Bu oyun ancak yemek zili ile kesilirdi. Okulun bahçeye bakan tarafında bulunan ve ‘The Bell Company of Chicago’ firması tarafından imal edilmiş bulunan çan, çapı çok geniş olduğundan, çok uzaklardan da duyulabilirdi. Bu zil, bir arkadaşımız tarafından çalınırdı. Kendisine Zangoç lakabı, bir öğretmen tarafından takılmıştı. Daha sonraları Siyasal Bilgiler Fakültesinden mezun olup, uzun zaman dışişlerinde büyükelçi olarak çalışan bu arkadaşımızı yakın bir tarihte ebediyete gönderdik. Yemek zili çaldığında her etkinlik durur yemeğe giderdik.  

Yemeğe geç gelmek, bir yatılı talebe için hata olurdu, çünki gelmiyenin yemeği paylaşılırdı. Okulun bir futbol takımı vardı. Genelde şehirde ortaokulumuzun dengi bir başka okulun futbol takımı olmadığından, lise takımları ile maç yapardık. Ben takımda sol bek oynardım. Neden solbek oynardım, onu bu gün bile bilmem. Solak değildim, ama sol ayağımı sağ ayağım kadar kullanabildiğimden olsa gerek, ben hep sol bek yerinde oynadım. Yatılı okulda etüd salonunda bir radyo vardı ve bu radyodan bir talebe mesuldü. Genelde milli maçları bu radyodan dinlerdik. Parazitli olan naklen yayından verilen milli maçları dinlerken stadyumu hayalimizde canlandırırdık.

O tarihlerde, daha sonraları tanıdığım Halit Kıvanç anlatırdı. Tarifleri ve anlatım şekli o kadar güzeldi ki, biz o sahayı görmesek de, orada yaşardık. Sadece oynanan oyunu değil, takımların sahada sıralanışından anladığı takım taktiğini bile izah ederdi. Bazı anlatımlarında golün gelebileceğini tahmin bile ederdi. Bazen maç var diye hocalarımızı kandırdığımız bile olur, ders yerine radyo başına toplanırdık. Kimi zaman da hoca radyonun sınıfa getirilmesini kabul eder, o da bizlerle beraber maç heyecanına katılırdı.

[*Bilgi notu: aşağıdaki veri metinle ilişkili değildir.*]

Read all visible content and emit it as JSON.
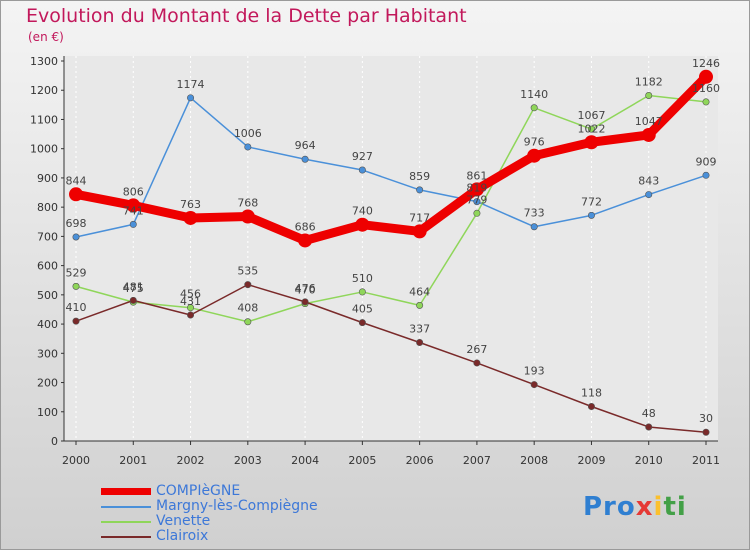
{
  "title": "Evolution du Montant de la Dette par Habitant",
  "subtitle": "(en €)",
  "logo": {
    "text": "Proxiti",
    "parts": [
      "Pro",
      "x",
      "i",
      "ti"
    ]
  },
  "colors": {
    "title": "#c2185b",
    "legend_text": "#3d78d8"
  },
  "chart_data": {
    "type": "line",
    "x": [
      "2000",
      "2001",
      "2002",
      "2003",
      "2004",
      "2005",
      "2006",
      "2007",
      "2008",
      "2009",
      "2010",
      "2011"
    ],
    "ylim": [
      0,
      1300
    ],
    "yticks": [
      0,
      100,
      200,
      300,
      400,
      500,
      600,
      700,
      800,
      900,
      1000,
      1100,
      1200,
      1300
    ],
    "grid": "vertical",
    "legend_position": "bottom-left",
    "series": [
      {
        "name": "COMPIèGNE",
        "color": "#ee0000",
        "thick": true,
        "values": [
          844,
          806,
          763,
          768,
          686,
          740,
          717,
          861,
          976,
          1022,
          1047,
          1246
        ]
      },
      {
        "name": "Margny-lès-Compiègne",
        "color": "#4a90d9",
        "thick": false,
        "values": [
          698,
          741,
          1174,
          1006,
          964,
          927,
          859,
          819,
          733,
          772,
          843,
          909
        ]
      },
      {
        "name": "Venette",
        "color": "#8fd65a",
        "thick": false,
        "values": [
          529,
          475,
          456,
          408,
          470,
          510,
          464,
          779,
          1140,
          1067,
          1182,
          1160
        ]
      },
      {
        "name": "Clairoix",
        "color": "#7a2a2a",
        "thick": false,
        "values": [
          410,
          481,
          431,
          535,
          476,
          405,
          337,
          267,
          193,
          118,
          48,
          30
        ]
      }
    ]
  }
}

Yine böyle bir gün, bir 17 Şubat 1957 günü Türk Silahlı Kuvvetleri Ordu Milli Futbol takımımızın, Amerikan Milli Futbol takımı ile dünya şampiyonası maçı için karşı karşıya geldiğini hatırlarım. O günki kadroda kimlerin olduğunu pek hatırlamasam da, bir isim benim hafızamda yer etmişti. Takımın bel kemiği, sağ orta sahada görev yapan Mustafa diğer bir namı ile Beton Mustafa idi. Maçın başlaması ile Ordu Milli takımımızın maçtaki kontrolü ele aldığını dinlemiştik. Maçın bütün kaderi Beton Mustafa’nın gayretleri ile neticeye götürülmüştü. İlk gol atıldığında maçı dinleyen arkadaşlar  hep beraber havaya sıçramıştık. Bunu, uzun seneler devamlı milli maçlarda kaybetmemiz sonrası elde ettiğimiz üstünlük diye yormuştuk.

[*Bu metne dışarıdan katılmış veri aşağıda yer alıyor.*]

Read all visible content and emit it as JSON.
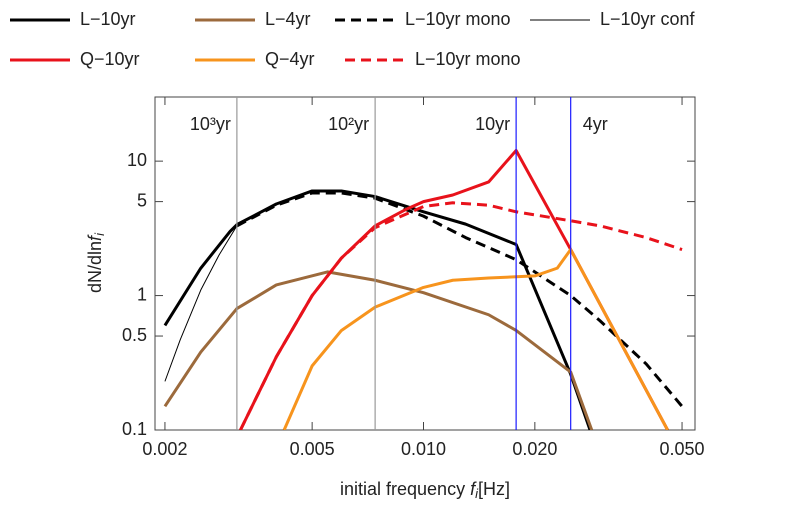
{
  "chart_data": {
    "type": "line",
    "xlabel": [
      "initial frequency ",
      "f",
      "i",
      "[Hz]"
    ],
    "ylabel": [
      "dN/dln",
      "f",
      "i"
    ],
    "xlog": true,
    "ylog": true,
    "xlim": [
      0.00188,
      0.0542
    ],
    "ylim": [
      0.1,
      30
    ],
    "xticks": [
      0.002,
      0.005,
      {
        "value": 0.01,
        "label": "0.010"
      },
      {
        "value": 0.02,
        "label": "0.020"
      },
      {
        "value": 0.05,
        "label": "0.050"
      }
    ],
    "yticks": [
      0.1,
      0.5,
      1,
      5,
      10
    ],
    "vlines": [
      {
        "x": 0.00313,
        "label": "10³yr",
        "color": "#999999"
      },
      {
        "x": 0.0074,
        "label": "10²yr",
        "color": "#999999"
      },
      {
        "x": 0.0178,
        "label": "10yr",
        "color": "#1a1aff"
      },
      {
        "x": 0.025,
        "label": "4yr",
        "color": "#1a1aff"
      }
    ],
    "series": [
      {
        "name": "L−10yr",
        "color": "#000000",
        "width": 3,
        "dash": false,
        "x": [
          0.002,
          0.0025,
          0.003,
          0.00313,
          0.004,
          0.005,
          0.006,
          0.0074,
          0.01,
          0.013,
          0.0178,
          0.025,
          0.0282
        ],
        "values": [
          0.6,
          1.6,
          3.0,
          3.37,
          4.8,
          6.0,
          6.0,
          5.45,
          4.2,
          3.4,
          2.4,
          0.26,
          0.1
        ]
      },
      {
        "name": "L−4yr",
        "color": "#9c6a3c",
        "width": 3,
        "dash": false,
        "x": [
          0.002,
          0.0025,
          0.00313,
          0.004,
          0.0055,
          0.0074,
          0.01,
          0.015,
          0.0178,
          0.025,
          0.0285
        ],
        "values": [
          0.15,
          0.38,
          0.8,
          1.2,
          1.5,
          1.3,
          1.05,
          0.72,
          0.55,
          0.27,
          0.1
        ]
      },
      {
        "name": "L−10yr mono",
        "color": "#000000",
        "width": 3,
        "dash": true,
        "x": [
          0.00313,
          0.004,
          0.005,
          0.006,
          0.0074,
          0.01,
          0.013,
          0.0178,
          0.025,
          0.03,
          0.04,
          0.05
        ],
        "values": [
          3.3,
          4.7,
          5.8,
          5.8,
          5.3,
          3.9,
          2.7,
          1.85,
          1.0,
          0.65,
          0.31,
          0.15
        ]
      },
      {
        "name": "L−10yr conf",
        "color": "#000000",
        "width": 1,
        "dash": false,
        "x": [
          0.002,
          0.0022,
          0.0025,
          0.0028,
          0.00313,
          0.004
        ],
        "values": [
          0.23,
          0.47,
          1.1,
          2.0,
          3.3,
          4.8
        ]
      },
      {
        "name": "Q−10yr",
        "color": "#e8121b",
        "width": 3,
        "dash": false,
        "x": [
          0.0032,
          0.004,
          0.005,
          0.006,
          0.0074,
          0.009,
          0.01,
          0.012,
          0.015,
          0.0178,
          0.025,
          0.0457
        ],
        "values": [
          0.1,
          0.35,
          1.0,
          1.9,
          3.3,
          4.4,
          5.0,
          5.6,
          7.0,
          12.0,
          2.2,
          0.1
        ]
      },
      {
        "name": "Q−4yr",
        "color": "#f7941d",
        "width": 3,
        "dash": false,
        "x": [
          0.0042,
          0.005,
          0.006,
          0.0074,
          0.01,
          0.012,
          0.015,
          0.02,
          0.023,
          0.025,
          0.0457
        ],
        "values": [
          0.1,
          0.3,
          0.55,
          0.82,
          1.15,
          1.3,
          1.35,
          1.4,
          1.6,
          2.2,
          0.1
        ]
      },
      {
        "name": "L−10yr mono",
        "color": "#e8121b",
        "width": 3,
        "dash": true,
        "x": [
          0.0032,
          0.004,
          0.005,
          0.006,
          0.0074,
          0.01,
          0.012,
          0.015,
          0.0178,
          0.025,
          0.03,
          0.04,
          0.05
        ],
        "values": [
          0.1,
          0.35,
          1.0,
          1.9,
          3.2,
          4.6,
          4.9,
          4.7,
          4.2,
          3.6,
          3.3,
          2.7,
          2.2
        ]
      }
    ]
  }
}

Bazı arkadaşlarımız Amerikan Ordu Futbol takımının her hangi bir mahalle takımından farkı olmadığını söylemeye kalksalar da, neresinden bakarsanız bakın, konu futbol ve de bir milli maçta galip geliyorduk. İlk golden sonra ikinci gol gelmişti. Derken üçüncü golü geldi. Bu golü anlatırken Halit Kıvanç’ın bile kelimelerinde mutluluktan uçtuğunu anlayabiliyorduk. Goller ne üçte bitti, ne de dördüncü golde.

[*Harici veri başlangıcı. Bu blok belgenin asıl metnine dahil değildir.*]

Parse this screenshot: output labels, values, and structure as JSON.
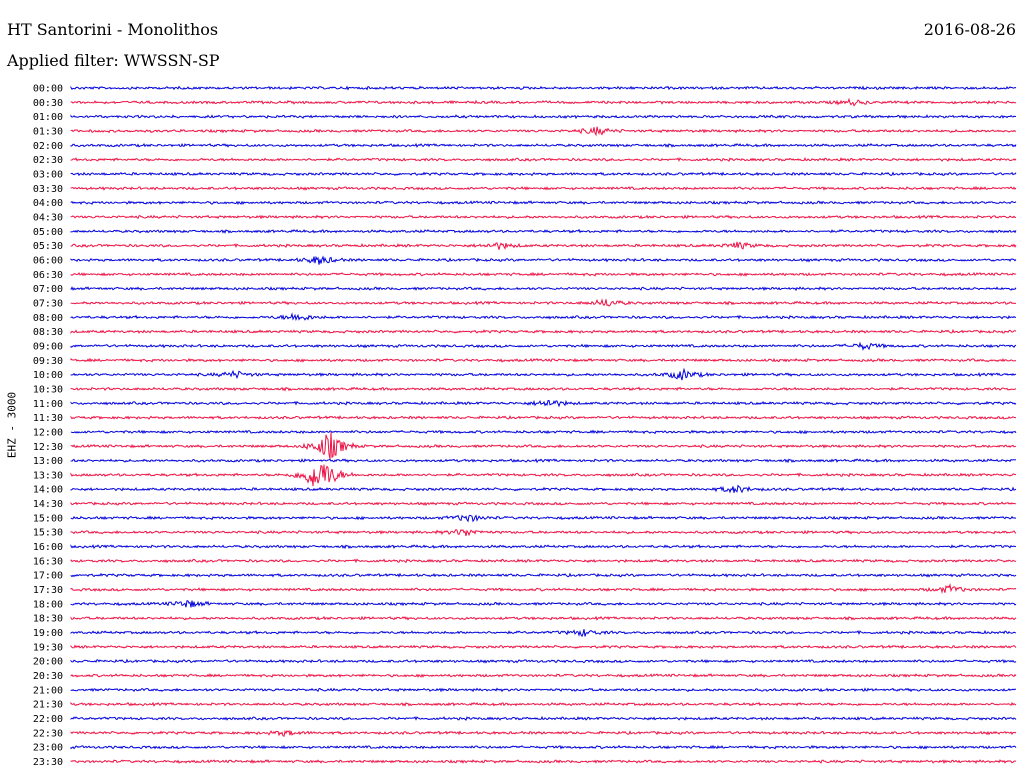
{
  "header": {
    "station": "HT Santorini - Monolithos",
    "date": "2016-08-26",
    "filter": "Applied filter: WWSSN-SP",
    "channel": "EHZ - 3000"
  },
  "chart_data": {
    "type": "line",
    "title": "HT Santorini - Monolithos",
    "date": "2016-08-26",
    "filter": "WWSSN-SP",
    "ylabel": "EHZ - 3000",
    "xlabel": "",
    "trace_colors": [
      "#0000dd",
      "#ee1144"
    ],
    "row_labels": [
      "00:00",
      "00:30",
      "01:00",
      "01:30",
      "02:00",
      "02:30",
      "03:00",
      "03:30",
      "04:00",
      "04:30",
      "05:00",
      "05:30",
      "06:00",
      "06:30",
      "07:00",
      "07:30",
      "08:00",
      "08:30",
      "09:00",
      "09:30",
      "10:00",
      "10:30",
      "11:00",
      "11:30",
      "12:00",
      "12:30",
      "13:00",
      "13:30",
      "14:00",
      "14:30",
      "15:00",
      "15:30",
      "16:00",
      "16:30",
      "17:00",
      "17:30",
      "18:00",
      "18:30",
      "19:00",
      "19:30",
      "20:00",
      "20:30",
      "21:00",
      "21:30",
      "22:00",
      "22:30",
      "23:00",
      "23:30"
    ],
    "grid": false,
    "legend": "none",
    "events": [
      {
        "row": "00:30",
        "minute": 24.8,
        "amplitude": 0.4
      },
      {
        "row": "01:30",
        "minute": 16.7,
        "amplitude": 0.6
      },
      {
        "row": "05:30",
        "minute": 13.6,
        "amplitude": 0.5
      },
      {
        "row": "05:30",
        "minute": 21.2,
        "amplitude": 0.5
      },
      {
        "row": "06:00",
        "minute": 7.9,
        "amplitude": 0.7
      },
      {
        "row": "07:30",
        "minute": 17.0,
        "amplitude": 0.6
      },
      {
        "row": "08:00",
        "minute": 7.2,
        "amplitude": 0.6
      },
      {
        "row": "09:00",
        "minute": 25.2,
        "amplitude": 0.5
      },
      {
        "row": "10:00",
        "minute": 5.2,
        "amplitude": 0.5
      },
      {
        "row": "10:00",
        "minute": 19.4,
        "amplitude": 0.8
      },
      {
        "row": "11:00",
        "minute": 15.2,
        "amplitude": 0.6
      },
      {
        "row": "12:30",
        "minute": 8.2,
        "amplitude": 2.4
      },
      {
        "row": "13:30",
        "minute": 7.7,
        "amplitude": 1.6
      },
      {
        "row": "13:30",
        "minute": 8.1,
        "amplitude": 1.6
      },
      {
        "row": "14:00",
        "minute": 21.1,
        "amplitude": 0.6
      },
      {
        "row": "15:00",
        "minute": 12.6,
        "amplitude": 0.6
      },
      {
        "row": "15:30",
        "minute": 12.5,
        "amplitude": 0.6
      },
      {
        "row": "17:30",
        "minute": 27.9,
        "amplitude": 0.6
      },
      {
        "row": "18:00",
        "minute": 3.7,
        "amplitude": 0.6
      },
      {
        "row": "19:00",
        "minute": 16.3,
        "amplitude": 0.5
      },
      {
        "row": "22:30",
        "minute": 6.8,
        "amplitude": 0.4
      }
    ]
  }
}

O gün, gol kelimesine ne kadar susamış olduğumuzu anladık. Ne biz, ne de Türk Ordu Milli Futbol Takımı gole doymak bilmiyordu. Kısa bir zamanda 10 golü geçtik. Oyunun ilk yarısı geride kaldığında neredeyse bir düzine gol atılmış ve Amerikan Ordu Futbol Takımı ile antreman maçı oynar gibi olduğumuzu ifade etmekteydi Halit Kıvanç. Bu maçı lokomotif  gibi sırtlayan Beton Mustafa’nın, maç boyunca sahanın sağ koridorunu çok iyi kullanıp Türk Ordu Milli Futbol takımının 19 gol atmasında en önemli payı olduğu şüphe götürmezdi.

Bu maç 1957 senesinde oynandı. Tam tamına 19 gol atıldı. Türk Silahlı Kuvvetlerin Ordu Milli Futbol Takımı tarihinde erişilebileceği en büyük başarı olduğuna inanmaktayım. O tarihte Amerika Ordu Milli Futbol takımına karşı o maçı biz kazandık amma, aradan tam 55 yıl geçti, bir başka olay yaşandı Türkiye’de  

Balyoz! Rakipler 55 yıl sonra intikamını aldılar 19 golün, bu Balyoz adlı maçta ordumuz  20 gol yedi, hem de savunmadan yoksun bırakılarak diye bir sözüm geldi söyledim hem nalına hem mıhına.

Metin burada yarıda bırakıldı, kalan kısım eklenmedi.